While Kashmir remains one of India′s least industrialised regions, with a per capita income of $870 in 2016-2017 compared to the national average of $1,100, the focus in the past has also moved from talking about anti-terror operations and stone-pelting to talking about industrial growth.
The region's handicrafts are famed around the world and the legendary demand for a Pashmina shawl has helped propel the traditional handicraft sector to a large industry status - receiving priority attention of the government due to its large employment base and export potential. Other small-scale and cottage industries such as carpet weaving, silk, basketry, pottery, copper and silverware, papier-mâché and walnut wood also have a crucial role to play in the region's economic revival, and already provide direct employment to more than 350,000 skilled artisans.

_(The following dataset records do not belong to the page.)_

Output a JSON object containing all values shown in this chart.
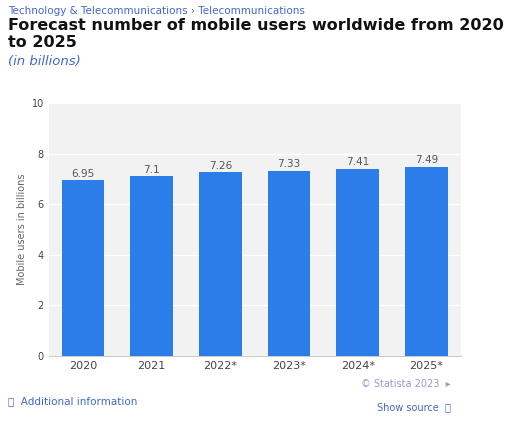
{
  "categories": [
    "2020",
    "2021",
    "2022*",
    "2023*",
    "2024*",
    "2025*"
  ],
  "values": [
    6.95,
    7.1,
    7.26,
    7.33,
    7.41,
    7.49
  ],
  "bar_color": "#2b7de9",
  "ylabel": "Mobile users in billions",
  "ylim": [
    0,
    10
  ],
  "yticks": [
    0,
    2,
    4,
    6,
    8,
    10
  ],
  "title": "Forecast number of mobile users worldwide from 2020 to 2025",
  "subtitle": "(in billions)",
  "breadcrumb": "Technology & Telecommunications › Telecommunications",
  "footer_left": "ⓘ  Additional information",
  "footer_right_1": "© Statista 2023  ▸",
  "footer_right_2": "Show source  ⓘ",
  "background_color": "#ffffff",
  "plot_bg_color": "#f2f2f2",
  "grid_color": "#ffffff",
  "bar_value_color": "#555555",
  "bar_value_fontsize": 7.5,
  "xlabel_fontsize": 8,
  "ylabel_fontsize": 7,
  "title_fontsize": 11.5,
  "subtitle_fontsize": 9.5,
  "breadcrumb_color": "#4466cc",
  "breadcrumb_fontsize": 7.5,
  "footer_color": "#4466cc",
  "footer_right_color1": "#9999cc"
}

According to Manoj Kumar Dwivedi, the region's Commissioner Secretary in charge of industry, commerce and tourism, India has offered a vast bank of land along with tax breaks and insurance cover to draw businesses there, and the response from domestic and global investors has been very encouraging. Earlier this year, Reuters reported that the land bank on offer was a mind-boggling 6,000 acres - with more than 1,300 acres of it being in the scenic Kashmir valley.
While a planned Jammu and Kashmir Global Investment Summit had to be rescheduled for next year due to the coronavirus pandemic, there are already scores of companies who have shown interest in investing in Jammu and Kashmir. “We have started the process of contacting these companies who had shown interest early this year. Till now 70 of them have shown good interest,” said Dwivedi, who also holds the charge of managing director of J&K Trade Promotion Organisation.
According to officials, the companies have shown interest in investing over $2 billion in the region in the form of 61 Expression of Interest (EOIs). Some of the sectors that these companies intend to invest in include, information technology, infrastructure, renewable energy, manufacturing, hospitality, defence, skills education and tourism, and the companies that have shown interest include Jackson Group, Indo American Synergy, HCH Pvt Ltd and Atmiya Fieldcon Pvt Ltd.
The steady flow of interest from global investors amid the coronavirus pandemic has also been the result of concerted efforts by the Modi government to project the potential of the region for commerce and industry. Even in the midst of international criticism of the abrogation last year, India took a group of foreign diplomats - including the Ambassadors and High Commissioners to India of 15 nations - on an official visit to Jammu and Kashmir. They included diplomats from the US, South Korea, Vietnam, Bangladesh, Fiji, Maldives, Norway, the Philippines, Morocco, Argentina and Nigeria.
According to Excelsior, a favourable crisis management following the scrapping of Article 370 - such as the first-hand viewing of the valley as mentioned above - is also one of the key factors why many foreign countries have sent expressions of interest, including from the UAE, the UK, Singapore, Japan and others from the Middle East and South-East Asia.